Oltretutto, va anche considerato che, successivamente al periodo di imposta rilevante nel presente caso, e cioè a partire dal 2008, la legge 244 del 2007 ha introdotto nell’art. 30 il comma 4-ter secondo cui:
“Con provvedimento del direttore dell’Agenzia delle entrate possono essere individuate determinate situazioni oggettive, in presenza delle quali è consentito disapplicare le disposizioni del presente articolo, senza dover assolvere all’onere di presentare l’istanza di interpello di cui al comma 4-bis.”
In adempimento di questa norma, il Direttore dell’Agenzia delle Entrate ha adottato il provvedimento n. 23681 del 14.2.2008 in cui ha affermato:
Ai sensi del comma 4-ter dell’articolo 30 della legge 23 dicembre 1994, n. 724 e successive modificazioni, possono disapplicare la disciplina sulle società di comodo di cui al citato articolo 30, senza dover assolvere all’onere di presentare istanza di interpello le seguenti società:
e) società che detengono partecipazioni in: 1) società considerate non di comodo ai sensi dell’articolo 30 della legge n. 724 del 1994; La disapplicazione opera limitatamente alle predette partecipazioni
Le situazioni oggettive individuate dal presente provvedimento consentono la disapplicazione della disciplina sulle società di comodo, senza necessità di presentare istanza di interpello, a partire dal periodo di imposta in corso al 31 dicembre 2007.
Da tutto ciò si deduce che, dal 2008, la partecipazione in altre società operative è stata riconosciuta “per tabulas” come una di quelle situazioni che può giustificare la non applicazione della normativa sulle società di comodo.
Con il secondo motivo l’ufficio deduce omessa, insufficiente e contraddittoria motivazione circa un punto decisivo della controversia ai sensi dell’art. 360 n. 5 c.p.c. (subordinata).
Il motivo è infondato.
Nuovamente, lo stesso appare in primo luogo non centrato sulla motivazione della CTR. Esso, infatti, continua ad essere focalizzato sul concetto di “periodo non normale di attività” (requisito che non si applica in realtà all’anno 2006 per valutare la disapplicazione della normativa), mentre, in realtà, la CTR ha respinto l’appello, confermando la disapplicazione, semplicemente perché ha considerato la non distribuzione degli utili una situazione oggettiva non imputabile al contribuente, come affermato chiaramente alla fine di pag. 2.
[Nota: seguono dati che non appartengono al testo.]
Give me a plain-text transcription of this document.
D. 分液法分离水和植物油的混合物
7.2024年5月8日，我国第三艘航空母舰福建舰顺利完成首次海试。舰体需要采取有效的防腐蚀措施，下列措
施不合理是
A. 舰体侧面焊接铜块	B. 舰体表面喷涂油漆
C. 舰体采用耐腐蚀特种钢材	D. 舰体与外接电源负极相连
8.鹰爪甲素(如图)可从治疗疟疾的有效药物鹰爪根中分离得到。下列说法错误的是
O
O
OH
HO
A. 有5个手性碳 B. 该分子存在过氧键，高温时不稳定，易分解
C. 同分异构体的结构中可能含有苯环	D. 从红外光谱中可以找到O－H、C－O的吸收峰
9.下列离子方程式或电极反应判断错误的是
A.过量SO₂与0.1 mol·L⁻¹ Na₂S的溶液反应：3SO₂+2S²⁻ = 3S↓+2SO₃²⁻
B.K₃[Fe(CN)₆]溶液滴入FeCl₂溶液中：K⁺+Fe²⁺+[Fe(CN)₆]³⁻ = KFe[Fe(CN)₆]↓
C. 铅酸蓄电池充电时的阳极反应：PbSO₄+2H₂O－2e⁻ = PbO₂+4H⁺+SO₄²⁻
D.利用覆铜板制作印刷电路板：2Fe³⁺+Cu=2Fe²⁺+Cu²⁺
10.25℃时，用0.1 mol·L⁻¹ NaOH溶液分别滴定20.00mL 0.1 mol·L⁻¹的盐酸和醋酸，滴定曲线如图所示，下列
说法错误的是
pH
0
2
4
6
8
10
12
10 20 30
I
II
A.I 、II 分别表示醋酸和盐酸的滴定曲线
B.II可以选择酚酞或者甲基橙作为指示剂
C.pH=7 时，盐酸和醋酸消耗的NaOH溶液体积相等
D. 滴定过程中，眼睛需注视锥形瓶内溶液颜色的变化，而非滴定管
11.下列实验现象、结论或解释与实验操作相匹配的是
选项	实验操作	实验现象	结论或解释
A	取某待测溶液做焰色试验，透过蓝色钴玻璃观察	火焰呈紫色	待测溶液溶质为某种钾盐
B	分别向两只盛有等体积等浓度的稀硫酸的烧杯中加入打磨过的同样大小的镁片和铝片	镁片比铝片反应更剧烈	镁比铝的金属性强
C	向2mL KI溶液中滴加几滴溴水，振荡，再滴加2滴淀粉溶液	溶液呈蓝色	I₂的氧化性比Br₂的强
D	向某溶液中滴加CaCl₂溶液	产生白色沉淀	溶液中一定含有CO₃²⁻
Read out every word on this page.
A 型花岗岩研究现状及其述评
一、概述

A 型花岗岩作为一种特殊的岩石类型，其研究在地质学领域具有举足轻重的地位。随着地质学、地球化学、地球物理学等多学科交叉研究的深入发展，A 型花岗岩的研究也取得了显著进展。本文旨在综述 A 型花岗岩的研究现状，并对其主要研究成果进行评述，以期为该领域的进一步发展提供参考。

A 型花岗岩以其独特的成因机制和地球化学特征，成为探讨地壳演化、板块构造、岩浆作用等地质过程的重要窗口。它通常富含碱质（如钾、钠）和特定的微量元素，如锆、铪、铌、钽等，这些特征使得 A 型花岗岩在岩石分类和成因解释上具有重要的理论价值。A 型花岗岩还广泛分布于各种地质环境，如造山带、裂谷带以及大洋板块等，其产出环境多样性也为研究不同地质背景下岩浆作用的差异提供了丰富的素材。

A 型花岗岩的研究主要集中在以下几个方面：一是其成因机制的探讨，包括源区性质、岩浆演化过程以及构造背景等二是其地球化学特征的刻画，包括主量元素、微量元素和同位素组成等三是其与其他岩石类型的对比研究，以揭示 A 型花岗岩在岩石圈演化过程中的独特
Il rigetto del ricorso principale dell’ufficio comporta la non necessità dell’esame delle questioni prospettate dal contribuente, e che la CTR aveva considerate implicitamente assorbite in virtù del rigetto dell’appello dell’ufficio, su cui il contribuente si è soffermato anche in memoria, ad iniziare dall’analisi del trattamento sanzionatorio.
Le spese processuali seguono la soccombenza.
Sono, pertanto, a carico dell’ufficio e, considerato il valore della causa, si liquidano in euro 4.000 oltre spese forfettarie esborsi ed accessori.
P.Q.M.
Rigetta il ricorso.
Condanna il ricorrente al rimborso delle spese processuali in favore della società O. srl, liquidate in euro 4.000, oltre spese forfettarie nella misura del 15% per compensi ed esborsi liquidati in euro 200, oltre agli accessori di legge.